Hatfield duped all four of those bass on a bait that’s not usually associated with the herring spawn – a SPRO Aruku Shad lipless crankbait. He admitted he didn’t even tie on a lipless before the start of the event. But, while he found some success mixing up more typical herring-imitating staples during the event – a Megabass 110 SR jerkbait, a jointed swimbait, a jighead minnow, a few different dragging presentations – he needed something he could reel fast and keep out of the slimy grass on the bottom to fool the well-educated bass.
“I wanted something that I could burn really fast,” he explained. “Because if you threw just a regular swimbait or a topwater, it wasn’t fast enough. It had to be moving really fast to get them to react to it and bite it.
“It fit what I needed to catch the fish where they were, because I needed it to go really fast, and I needed it to stay out of the grass and just move really quick. And it was kind of surprising to me that they bit it, too, because they wouldn’t bite a whole lot of other things.”
Hatfield added a 3-pounder in the final minute of the first period, then plucked four more fish during the second frame to extend his lead over Lucas to more than 13 pounds. He figured if he could just catch two or three more scorable bass, he’d have his first BPT win.
Instead, he never got another bite. Hatfield spent the entire final period convinced that someone would find a fired-up school and run him down. But Lucas, who was also targeting herring-eaters on points, couldn’t add to his total either.
“It was the longest 2 1/2 hours of my life, for sure,” he said. “I kept asking, ‘Any changes? Any changes?’ And (my boat official) said no every time. I really couldn’t believe it. You know how good this group of guys are. It’s really unbelievable that they struggled and didn’t catch me, because this lake is a good enough fishery, you pull up to the right place, right time, where somebody hasn’t messed with them, and you’re going to get right in a hurry.”
Given that Hatfield didn’t see this win coming, it probably shouldn’t come as a surprise that, shortly after receiving his title belt, he said it hadn’t sunk in yet. But the 31-year-old acknowledged that landing his first Bass Pro Tour win gives him a jolt of confidence that he’s good enough to sustain a career fishing at the highest level.
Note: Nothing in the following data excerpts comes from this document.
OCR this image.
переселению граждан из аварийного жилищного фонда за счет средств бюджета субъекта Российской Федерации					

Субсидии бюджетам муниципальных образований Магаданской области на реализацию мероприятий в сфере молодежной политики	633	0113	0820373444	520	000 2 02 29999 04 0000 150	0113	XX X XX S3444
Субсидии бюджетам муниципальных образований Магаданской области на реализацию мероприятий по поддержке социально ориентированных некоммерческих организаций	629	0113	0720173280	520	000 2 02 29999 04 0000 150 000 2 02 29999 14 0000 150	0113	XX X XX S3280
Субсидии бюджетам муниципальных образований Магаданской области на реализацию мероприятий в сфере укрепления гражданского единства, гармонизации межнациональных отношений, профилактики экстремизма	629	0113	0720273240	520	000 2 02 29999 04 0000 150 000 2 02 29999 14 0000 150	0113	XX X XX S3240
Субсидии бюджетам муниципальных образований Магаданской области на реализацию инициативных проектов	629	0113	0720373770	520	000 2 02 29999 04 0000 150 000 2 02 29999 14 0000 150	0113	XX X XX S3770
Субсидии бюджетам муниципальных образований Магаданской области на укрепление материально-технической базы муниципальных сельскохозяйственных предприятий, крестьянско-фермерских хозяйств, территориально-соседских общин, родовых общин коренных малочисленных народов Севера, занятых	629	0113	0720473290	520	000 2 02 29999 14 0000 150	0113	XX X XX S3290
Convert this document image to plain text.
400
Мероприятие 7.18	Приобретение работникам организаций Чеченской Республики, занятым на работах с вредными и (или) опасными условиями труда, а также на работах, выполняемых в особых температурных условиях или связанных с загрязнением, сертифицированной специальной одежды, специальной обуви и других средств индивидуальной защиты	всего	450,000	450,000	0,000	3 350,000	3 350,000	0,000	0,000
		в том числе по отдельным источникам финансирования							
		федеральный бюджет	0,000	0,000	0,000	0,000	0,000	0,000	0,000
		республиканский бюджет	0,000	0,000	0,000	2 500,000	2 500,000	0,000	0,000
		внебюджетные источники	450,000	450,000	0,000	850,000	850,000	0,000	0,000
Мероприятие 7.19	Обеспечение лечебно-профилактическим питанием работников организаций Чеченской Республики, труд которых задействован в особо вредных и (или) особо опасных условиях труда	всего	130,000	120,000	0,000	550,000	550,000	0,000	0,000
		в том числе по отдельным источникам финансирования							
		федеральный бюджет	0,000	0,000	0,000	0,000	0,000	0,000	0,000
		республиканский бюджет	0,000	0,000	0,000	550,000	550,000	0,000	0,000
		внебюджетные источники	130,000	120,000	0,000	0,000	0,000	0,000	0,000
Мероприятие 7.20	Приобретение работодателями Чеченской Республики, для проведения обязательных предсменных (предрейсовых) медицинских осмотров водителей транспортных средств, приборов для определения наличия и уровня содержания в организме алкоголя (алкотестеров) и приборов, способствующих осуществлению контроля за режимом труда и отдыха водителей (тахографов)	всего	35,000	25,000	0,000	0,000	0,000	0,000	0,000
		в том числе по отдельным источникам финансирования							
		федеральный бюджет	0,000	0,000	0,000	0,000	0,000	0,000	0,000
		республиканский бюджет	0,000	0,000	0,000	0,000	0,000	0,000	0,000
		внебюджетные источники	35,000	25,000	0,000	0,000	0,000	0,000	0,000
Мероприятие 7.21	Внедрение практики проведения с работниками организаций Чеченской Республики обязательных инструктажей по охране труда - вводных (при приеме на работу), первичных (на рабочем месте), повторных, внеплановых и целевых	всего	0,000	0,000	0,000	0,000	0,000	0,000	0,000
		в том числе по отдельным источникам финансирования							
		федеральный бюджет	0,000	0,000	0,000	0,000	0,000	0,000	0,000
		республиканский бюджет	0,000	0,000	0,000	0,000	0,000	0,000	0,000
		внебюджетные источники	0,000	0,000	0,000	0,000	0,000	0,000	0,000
“To get a win against that group of guys, it means a lot,” he said. “It really helps your confidence, and it just lets me know that I can compete with them. I knew I could, because I’ve had some good finishes so far. But to actually seal the deal on one of them, it really just helps me boost my confidence to know that I’m for sure where I need to be.”
Sprague was one of the many anglers who got to the Championship Round by fishing up the Roanoke River. Whether due to a shift in the conditions, mounting pressure or both, that bite finally fizzled out Thursday – none of the six competitors who spent most of their time in that area cracked the 20-pound mark.
But Sprague made up for an otherwise trying day in one hookset. Early in Period 2, the 6-2 that would earn him $100,000 bit his bladed jig tipped with a Lake Fork Pro Craw. It wasn’t until Sprague got the fish next to the boat and saw it that he realized just how big it was.
“She rolled, and I saw it was a good one, and I told my boat official and my cameraman, ‘That’s a 5-pounder-plus, guys. That’s a big fish,’” Sprague said. “Long story short, it worked out, and we got our hands on her jaw and brought her in the boat. And she was beat up and beautiful.”
Sprague credited an adjustment for producing the lucrative bite. Whereas he had been keying on steep, main-river banks where bass seemed to be feeding on spawning shad in previous days, he started venturing into more coves and pockets once he saw that bite had tapered off. The second one he tried produced the 6-pounder, which he believes was a late spawner.